Simplified, a human genotype can consist of either: (1) both reference; (2) one non-reference and one reference; (3) one reference and one non-reference (mirrored case); and (4) neither reference. Reference and non-reference refers to the expected base at that position in the idealized reference human genome. If we abbreviate R for reference and N for non-reference this situation can be rewritten: (1) RR; (2) NR; (3) RN; and (4) NN. The non-reference can be any base (A, T, G, or C) that is not the reference or can be a short insertion or deletion (indel for short).

These tables describing genotypes for many thousands of genomes are very large.
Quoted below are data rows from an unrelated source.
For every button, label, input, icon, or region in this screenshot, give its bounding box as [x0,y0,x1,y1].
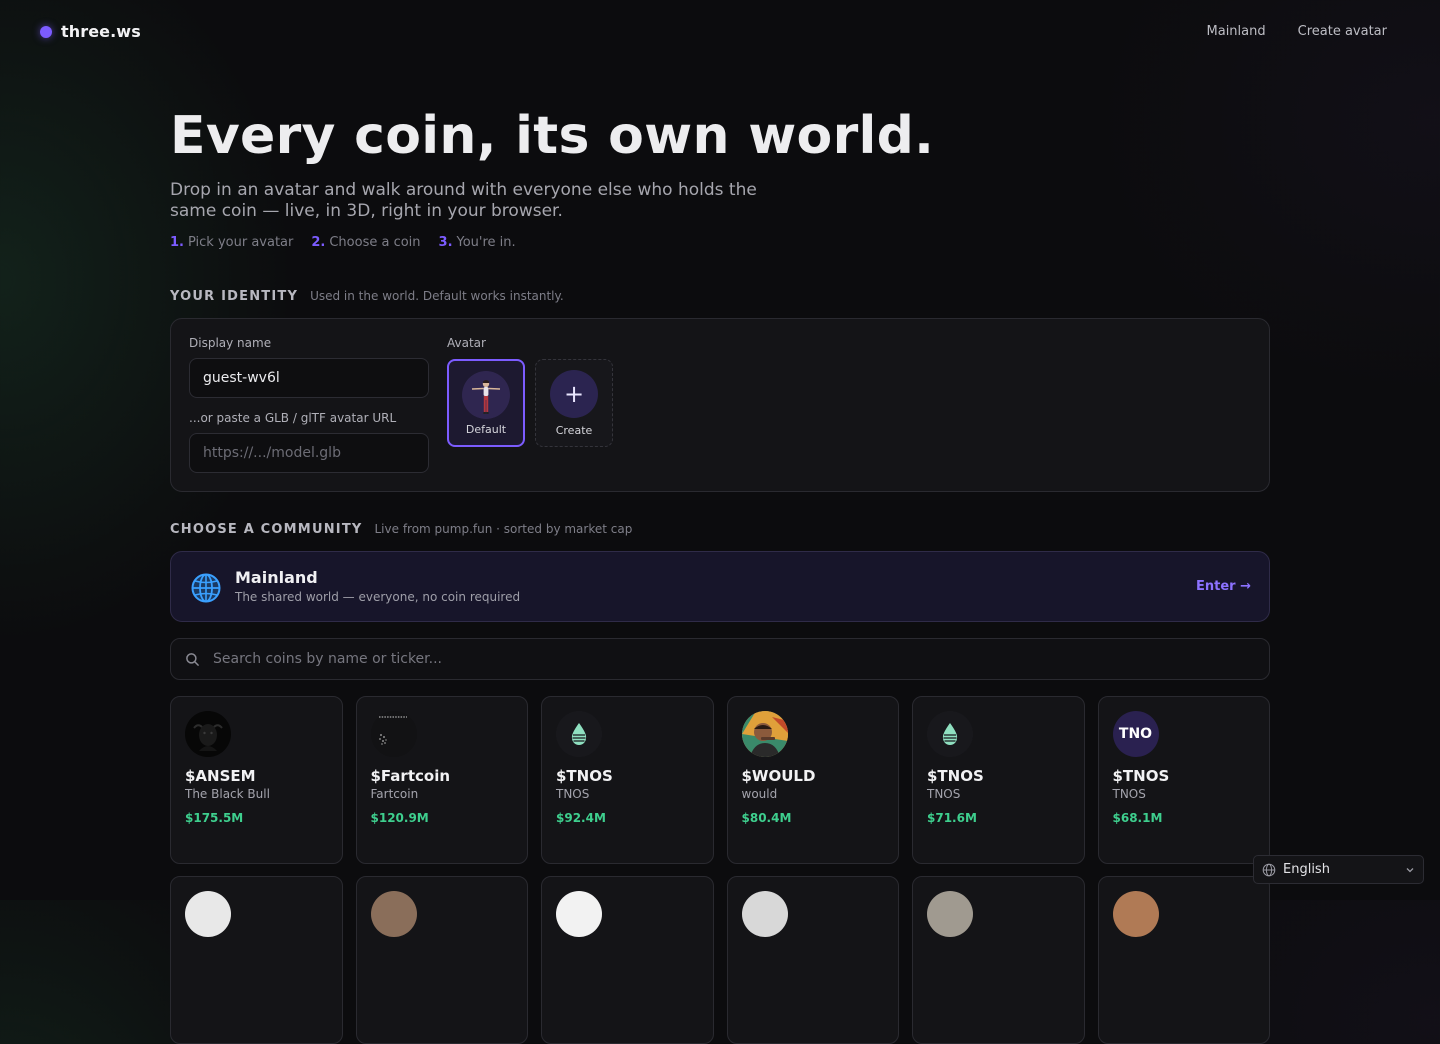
coin-card[interactable] [912,876,1085,1044]
display-name-label: Display name [189,336,272,350]
top-nav: three.ws Mainland Create avatar [0,0,1440,64]
identity-section-header: YOUR IDENTITY Used in the world. Default… [170,289,564,304]
coin-card[interactable] [541,876,714,1044]
mainland-enter-link[interactable]: Enter → [1196,579,1251,594]
coin-card[interactable]: $ANSEM The Black Bull $175.5M [170,696,343,864]
chevron-down-icon [1406,868,1414,873]
language-select[interactable]: English [1253,855,1424,884]
avatar-option-create[interactable]: + Create [535,359,613,447]
identity-card: Display name ...or paste a GLB / glTF av… [170,318,1270,492]
coin-market-cap: $175.5M [185,811,244,825]
step-item: 3. You're in. [438,235,516,250]
drop-avatar-icon [556,711,602,757]
coin-grid: $ANSEM The Black Bull $175.5M $Fartcoin [170,696,1270,1044]
steps-list: 1. Pick your avatar 2. Choose a coin 3. You… [170,235,516,250]
coin-name: TNOS [927,787,961,801]
coin-name: The Black Bull [185,787,270,801]
coin-ticker: $TNOS [1112,767,1170,785]
brand-logo[interactable]: three.ws [40,22,141,41]
coin-avatar-icon [370,891,417,937]
coin-search-input[interactable] [211,639,1251,679]
mainland-card[interactable]: Mainland The shared world — everyone, no… [170,551,1270,622]
step-item: 2. Choose a coin [311,235,421,250]
coin-ticker: $Fartcoin [370,767,451,785]
would-avatar-icon [741,711,788,757]
coin-name: Fartcoin [370,787,419,801]
globe-icon [1262,863,1276,877]
brand-name: three.ws [61,22,141,41]
coin-name: would [741,787,778,801]
community-section-header: CHOOSE A COMMUNITY Live from pump.fun · … [170,522,632,537]
coin-card[interactable] [170,876,343,1044]
coin-card[interactable]: $TNOS TNOS $71.6M [912,696,1085,864]
mainland-description: The shared world — everyone, no coin req… [235,590,521,604]
coin-avatar-icon [1112,891,1159,937]
coin-market-cap: $92.4M [556,811,606,825]
avatar-option-label: Create [555,424,593,437]
coin-name: TNOS [556,787,590,801]
default-avatar-icon [462,371,510,419]
coin-avatar-icon [927,891,973,937]
coin-avatar-icon [185,891,231,937]
coin-card[interactable]: $Fartcoin Fartcoin $120.9M [355,696,528,864]
identity-section-note: Used in the world. Default works instant… [310,289,564,303]
nav-link-mainland[interactable]: Mainland [1207,24,1266,39]
language-label: English [1283,862,1330,877]
coin-market-cap: $80.4M [741,811,792,825]
brand-dot-icon [40,25,52,38]
coin-search-box [170,638,1270,680]
coin-name: TNOS [1112,787,1146,801]
coin-ticker: $ANSEM [185,767,256,785]
coin-ticker: $WOULD [741,767,816,785]
avatar-url-label: ...or paste a GLB / glTF avatar URL [189,411,397,425]
coin-card[interactable]: $WOULD would $80.4M [726,696,899,864]
avatar-option-label: Default [465,423,507,436]
black-bull-avatar-icon [185,711,231,757]
coin-market-cap: $71.6M [927,811,977,825]
avatar-url-input[interactable] [189,433,429,473]
mainland-title: Mainland [235,568,318,587]
hero-title: Every coin, its own world. [170,106,935,166]
coin-card[interactable] [355,876,528,1044]
avatar-option-default[interactable]: Default [447,359,525,447]
display-name-input[interactable] [189,358,429,398]
coin-market-cap: $68.1M [1112,811,1163,825]
coin-card[interactable] [726,876,899,1044]
hero-subtitle: Drop in an avatar and walk around with e… [170,180,757,221]
globe-icon [191,573,221,603]
coin-card[interactable]: $TNOS TNOS $92.4M [541,696,714,864]
community-section-title: CHOOSE A COMMUNITY [170,522,363,537]
identity-section-title: YOUR IDENTITY [170,289,299,304]
avatar-label: Avatar [447,336,486,350]
search-icon [186,653,199,666]
coin-avatar-icon [556,891,602,937]
coin-card[interactable]: TNO $TNOS TNOS $68.1M [1097,696,1270,864]
coin-ticker: $TNOS [927,767,984,785]
fartcoin-avatar-icon [370,711,417,757]
nav-links: Mainland Create avatar [1207,24,1387,39]
coin-ticker: $TNOS [556,767,613,785]
plus-icon: + [550,370,598,418]
drop-avatar-icon [927,711,973,757]
coin-card[interactable] [1097,876,1270,1044]
coin-market-cap: $120.9M [370,811,429,825]
nav-link-create-avatar[interactable]: Create avatar [1298,24,1387,39]
community-section-note: Live from pump.fun · sorted by market ca… [374,522,633,536]
coin-avatar-icon [741,891,788,937]
text-avatar-icon: TNO [1112,711,1159,757]
step-item: 1. Pick your avatar [170,235,294,250]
For example, genotypes for over 79 millions sites from the 2,535 genomes from 26 genetically different populations described in the 1000 Genome Project phase III data occupy almost 1,000 gigabyte of uncompressed disk space. In order to speed up frequent computations applied to genotyping data we developed a computational framework termed Djinn. Our framework compress this information into a small fraction of its original size and allows users find a locus of interest in a specific population virtually instantaneously and calculate a large body of metrics frequently used in the analysis of this data.